I was so outraged by these two events that I decided to get involved in civil society, promising myself that I would dedicate my life to fighting so that no other woman would go through what I had experienced as a trauma.
In addition, the experience of the 2008 food riots in Cameroon, with its attendant destruction and damage and its impact on Cameroonian women, as well as my participation in the 2008 training in Burundi, enabled me to measure the disproportionate impact of conflicts on women and girls. It was with this in mind that I decided to mobilise Cameroonian women who shared the vision of a violence-free Cameroon so that we could create the association Women’s Peace Initiatives (2009).
Emerging as a woman on the path of men
My childhood marked out my path in the field of social action because I am the fourth child and the first daughter of a family of 14 members. I grew up on football pitches, I grew up reading comics such as Blek, Akim, Rahan, Zembla etc. I learned to resist the bullying of my brothers who always thought I couldn’t do this or that. My schooling was an element that allowed me to make my way in the court of men because, like my older brothers, I also benefited from school grants in high school. So they didn’t have many arguments to eliminate me from their “circle”.

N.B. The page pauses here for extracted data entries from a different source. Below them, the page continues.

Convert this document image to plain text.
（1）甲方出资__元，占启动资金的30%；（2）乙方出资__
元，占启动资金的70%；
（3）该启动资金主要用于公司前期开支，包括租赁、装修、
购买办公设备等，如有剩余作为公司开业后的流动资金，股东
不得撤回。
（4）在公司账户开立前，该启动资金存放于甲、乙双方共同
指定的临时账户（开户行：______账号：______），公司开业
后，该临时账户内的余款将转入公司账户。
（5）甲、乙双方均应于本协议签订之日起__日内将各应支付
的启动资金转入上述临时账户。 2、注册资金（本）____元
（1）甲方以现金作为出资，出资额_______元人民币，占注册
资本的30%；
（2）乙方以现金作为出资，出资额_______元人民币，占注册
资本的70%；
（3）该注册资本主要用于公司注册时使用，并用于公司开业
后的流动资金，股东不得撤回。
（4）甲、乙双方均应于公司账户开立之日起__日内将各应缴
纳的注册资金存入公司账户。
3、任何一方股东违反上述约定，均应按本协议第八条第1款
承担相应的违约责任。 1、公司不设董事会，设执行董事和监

I also think that emergence is less about gender than about the skills and qualities one has as a human being. The contribution I can make as a citizen to the advancement of society is what matters most to me. This is why, for a long time now, whenever I have an action to take, I ask myself a number of questions: Is the action to be taken beneficial for myself? Is it good for my family, for my community, for my country? Whenever the answers are ‘Yes’, then I don’t hesitate to go ahead even if there is opposition in my way.

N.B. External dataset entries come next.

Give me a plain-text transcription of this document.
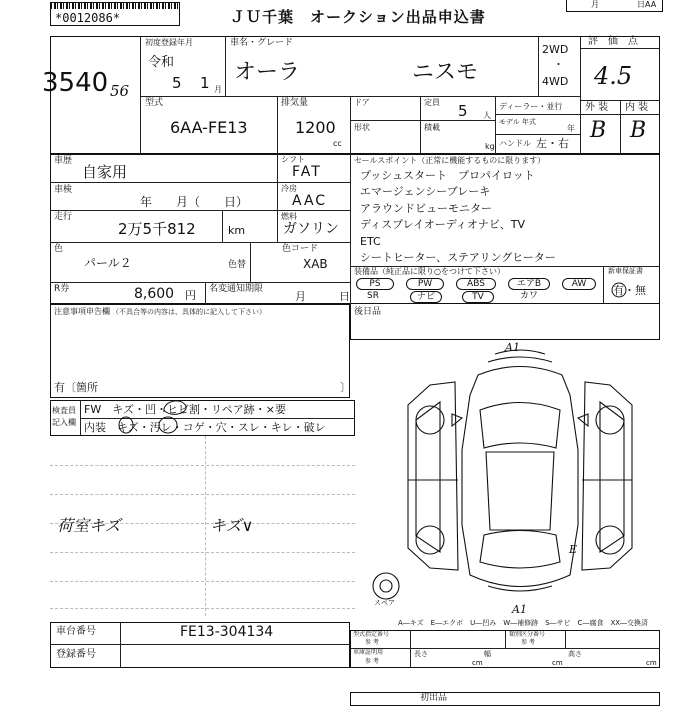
*0012086*	ＪＵ千葉　オークション出品申込書
月	日AA
3540 56
初度登録年月
令和
5 1 月
車名・グレード
オーラ	ニスモ
2WD
・
4WD
評　価　点
4.5
外 装 内 装
B B
型式
6AA-FE13
排気量
1200
cc
ドア	定員 5 人
ディーラー・並行
モデル 年式
年
形状	積載
kg ハンドル 左・右
車歴
自家用
車検
年　　月（　　日）
走行
2万5千812	km
シフト
FAT
冷房
AAC
燃料
ガソリン
色
パール２	色替
色コード
XAB
R券	8,600 円 名変通知期限
月　　　日
セールスポイント（正常に機能するものに限ります）
プッシュスタート　プロパイロット
エマージェンシーブレーキ
アラウンドビューモニター
ディスプレイオーディオナビ、TV
ETC
シートヒーター、ステアリングヒーター
装備品（純正品に限り○をつけて下さい）
PS	PW	ABS	エアB	AW
SR	ナビ	TV	カワ
新車保証書
有・無
注意事項申告欄 （不具合等の内容は、具体的に記入して下さい）
有〔箇所	〕
後日品
検査員
記入欄
FW　キズ・凹・ヒビ割・リペア跡・×要
内装　キズ・汚レ・コゲ・穴・スレ・キレ・破レ
荷室キズ	キズ∨
A1
A1
E
スペア
A―キズ　E―エクボ　U―凹み　W―補修跡　S―サビ　C―腐食　XX―交換済
車台番号	FE13-304134
登録番号
型式指定番号
参 考
類別区分番号
参 考
車庫証明用
参 考
長さ	幅	高さ
cm	cm	cm
初出品
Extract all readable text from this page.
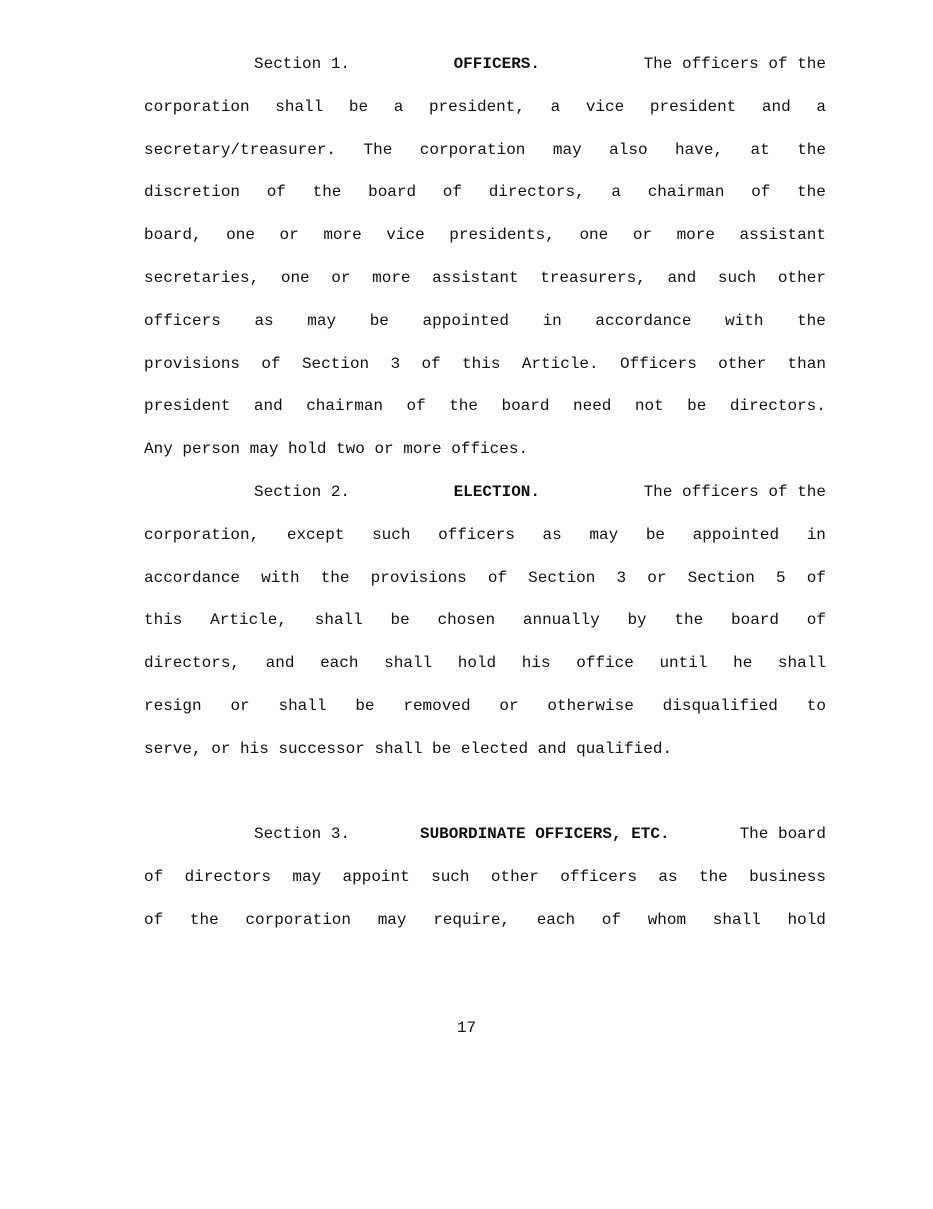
Section 1.	OFFICERS.	The officers of the
corporation shall be a president, a vice president and a
secretary/treasurer. The corporation may also have, at the
discretion of the board of directors, a chairman of the
board, one or more vice presidents, one or more assistant
secretaries, one or more assistant treasurers, and such other
officers as may be appointed in accordance with the
provisions of Section 3 of this Article. Officers other than
president and chairman of the board need not be directors.
Any person may hold two or more offices.
Section 2.	ELECTION.	The officers of the
corporation, except such officers as may be appointed in
accordance with the provisions of Section 3 or Section 5 of
this Article, shall be chosen annually by the board of
directors, and each shall hold his office until he shall
resign or shall be removed or otherwise disqualified to
serve, or his successor shall be elected and qualified.
Section 3.	SUBORDINATE OFFICERS, ETC.	The board
of directors may appoint such other officers as the business
of the corporation may require, each of whom shall hold
17
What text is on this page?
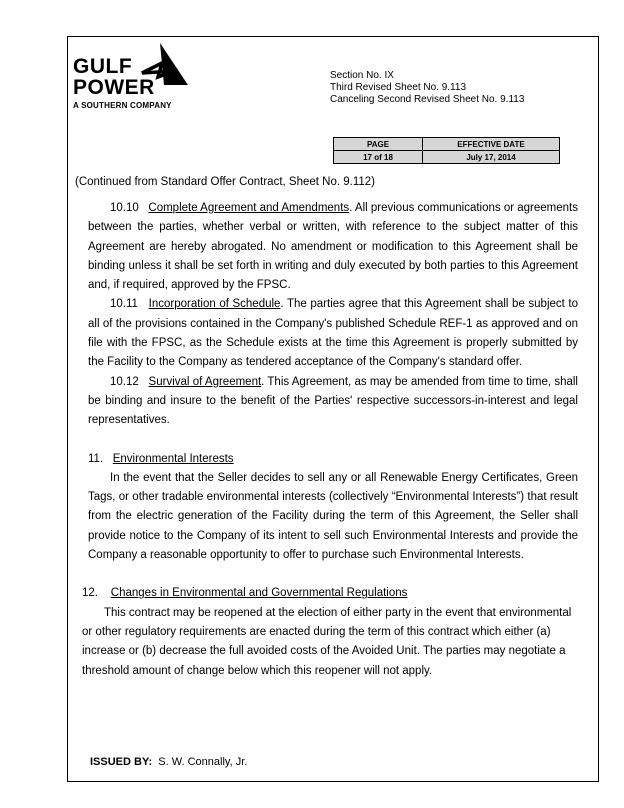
GULF
POWER
A SOUTHERN COMPANY
Section No. IX
Third Revised Sheet No. 9.113
Canceling Second Revised Sheet No. 9.113
PAGE	EFFECTIVE DATE
17 of 18	July 17, 2014
(Continued from Standard Offer Contract, Sheet No. 9.112)

10.10 Complete Agreement and Amendments. All previous communications or agreements between the parties, whether verbal or written, with reference to the subject matter of this Agreement are hereby abrogated. No amendment or modification to this Agreement shall be binding unless it shall be set forth in writing and duly executed by both parties to this Agreement and, if required, approved by the FPSC.

10.11 Incorporation of Schedule. The parties agree that this Agreement shall be subject to all of the provisions contained in the Company's published Schedule REF-1 as approved and on file with the FPSC, as the Schedule exists at the time this Agreement is properly submitted by the Facility to the Company as tendered acceptance of the Company's standard offer.

10.12 Survival of Agreement. This Agreement, as may be amended from time to time, shall be binding and insure to the benefit of the Parties' respective successors-in-interest and legal representatives.

11. Environmental Interests

In the event that the Seller decides to sell any or all Renewable Energy Certificates, Green Tags, or other tradable environmental interests (collectively “Environmental Interests”) that result from the electric generation of the Facility during the term of this Agreement, the Seller shall provide notice to the Company of its intent to sell such Environmental Interests and provide the Company a reasonable opportunity to offer to purchase such Environmental Interests.

12. Changes in Environmental and Governmental Regulations

This contract may be reopened at the election of either party in the event that environmental
or other regulatory requirements are enacted during the term of this contract which either (a)
increase or (b) decrease the full avoided costs of the Avoided Unit. The parties may negotiate a
threshold amount of change below which this reopener will not apply.
ISSUED BY: S. W. Connally, Jr.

One particular thing I did was also to ensure that the women’s organisations we have created since 2004 had 30% of like-minded men in their statutes, which enabled us to have constant peace and justice loving men by our side who in due course facilitated conversations with their peers on the issues we were working on. Today I am happy to know that the concept of engaging a percentage of men in the promotion of feminist peace and a more equal world is being promoted within the agencies of the United Nations system.
The activist, the actress and the woman
Just as activism is not an obstacle to carrying out a woman’s mission, being a woman is not an obstacle to activism. My logic is to act usefully in one context or another, setting a good example everywhere. I am described as a ‘good activist, good mother, good daughter, good sister’.
As a woman, I have made it a priority to look after my children and that is why they have always been among the best at school. Socially, they are noted for the many values (respect, tolerance, commitment to work, non-violence, humility, firmness, compassion, etc.) that I have taught them.
It has always been impossible to dissociate activism from my private field. At home, for example, a space was used as the association’s office for many years; equipment and own funds helped to run the association, at the time in Bafoussam, my vehicle was called the ‘union car’.